Authors Jean Clandinin, Marie Thérèse Cave, Andrew Cave

Published Date December 2010 Volume 2011:2 Pages 1—7

DOI http://dx.doi.org/10.2147/AMEP.S13241

Published 20 December 2010

Jean Clandinin1, Marie Thérèse Cave2, Andrew Cave2
1Center for Research for Teacher Education and Development, University of Alberta, Edmonton, Alberta, Canada; 2Department of Family Medicine, Faculty of Medicine and Dentistry, University of Alberta, Edmonton, Alberta, Canada

Abstract: As researchers note, medical educators need to create situations to work with physicians in training to help them attend to the development of their professional identities. While there is a call for such changes to be included in medical education, educational approaches that facilitate attention to the development of medical students' professional identities, that is, who they are and who they are becoming as physicians, are still under development.

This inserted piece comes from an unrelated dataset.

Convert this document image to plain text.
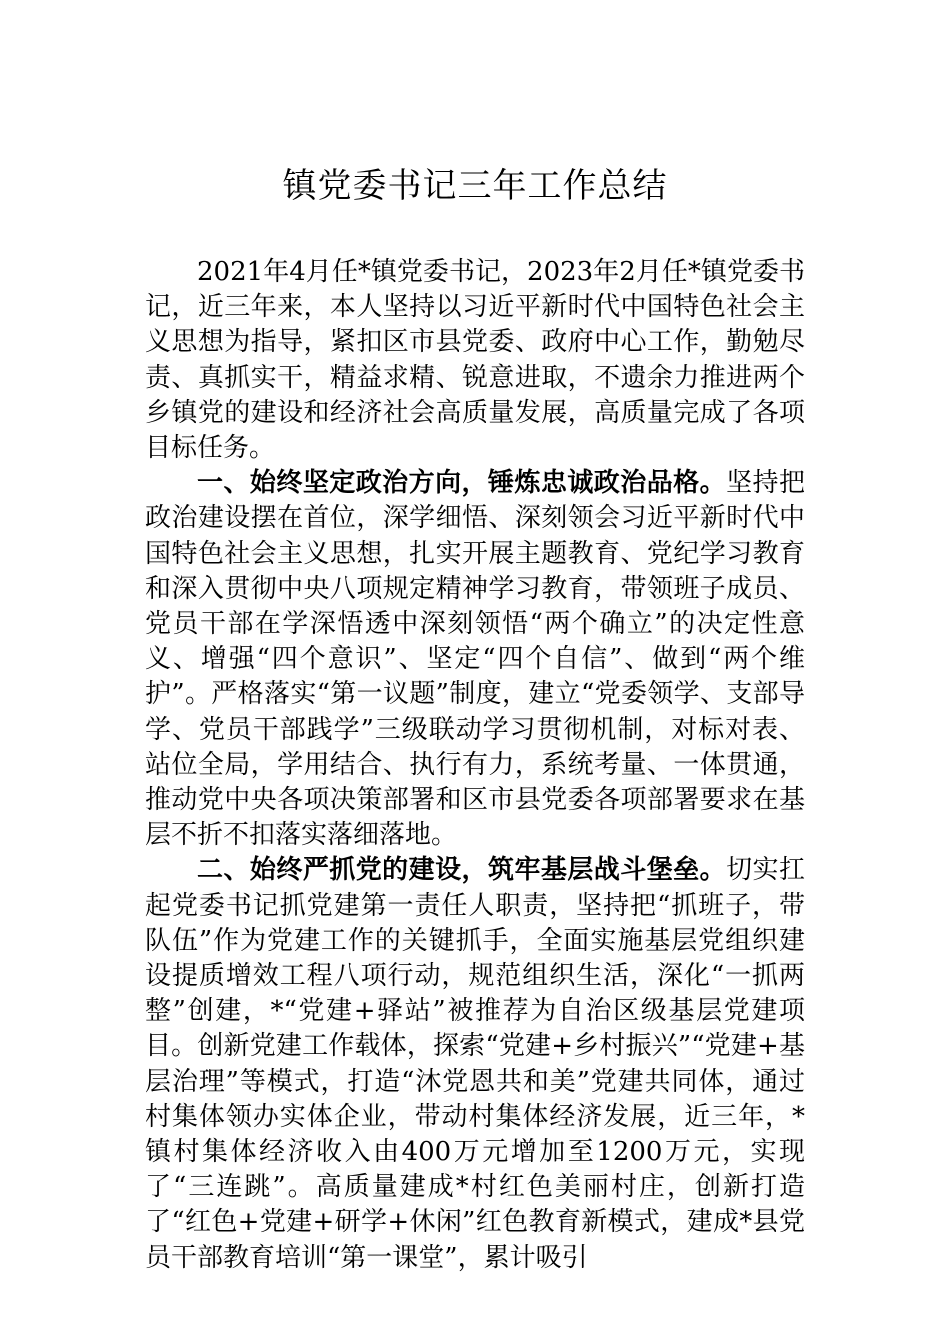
镇党委书记三年工作总结

2021年4月任*镇党委书记，2023年2月任*镇党委书记，近三年来，本人坚持以习近平新时代中国特色社会主义思想为指导，紧扣区市县党委、政府中心工作，勤勉尽责、真抓实干，精益求精、锐意进取，不遗余力推进两个乡镇党的建设和经济社会高质量发展，高质量完成了各项目标任务。

一、始终坚定政治方向，锤炼忠诚政治品格。坚持把政治建设摆在首位，深学细悟、深刻领会习近平新时代中国特色社会主义思想，扎实开展主题教育、党纪学习教育和深入贯彻中央八项规定精神学习教育，带领班子成员、党员干部在学深悟透中深刻领悟“两个确立”的决定性意义、增强“四个意识”、坚定“四个自信”、做到“两个维护”。严格落实“第一议题”制度，建立“党委领学、支部导学、党员干部践学”三级联动学习贯彻机制，对标对表、站位全局，学用结合、执行有力，系统考量、一体贯通，推动党中央各项决策部署和区市县党委各项部署要求在基层不折不扣落实落细落地。

二、始终严抓党的建设，筑牢基层战斗堡垒。切实扛起党委书记抓党建第一责任人职责，坚持把“抓班子，带队伍”作为党建工作的关键抓手，全面实施基层党组织建设提质增效工程八项行动，规范组织生活，深化“一抓两整”创建，*“党建+驿站”被推荐为自治区级基层党建项目。创新党建工作载体，探索“党建+乡村振兴”“党建+基层治理”等模式，打造“沐党恩共和美”党建共同体，通过村集体领办实体企业，带动村集体经济发展，近三年，*镇村集体经济收入由400万元增加至1200万元，实现了“三连跳”。高质量建成*村红色美丽村庄，创新打造了“红色+党建+研学+休闲”红色教育新模式，建成*县党员干部教育培训“第一课堂”，累计吸引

One pedagogical strategy involves narrative reflective practice as a way to develop physician identity. Using this approach, medical residents first write narrative accounts of their experiences with patients in what are called "parallel charts". They then engage in a collaborative narrative inquiry within a sustained inquiry group of other residents and two researcher/facilitators (one physician, one narrative researcher). Preliminary studies of this approach are underway. Drawing on the experiences of one medical resident in one such inquiry group, we show how this pedagogical strategy enables attending to physician identity making.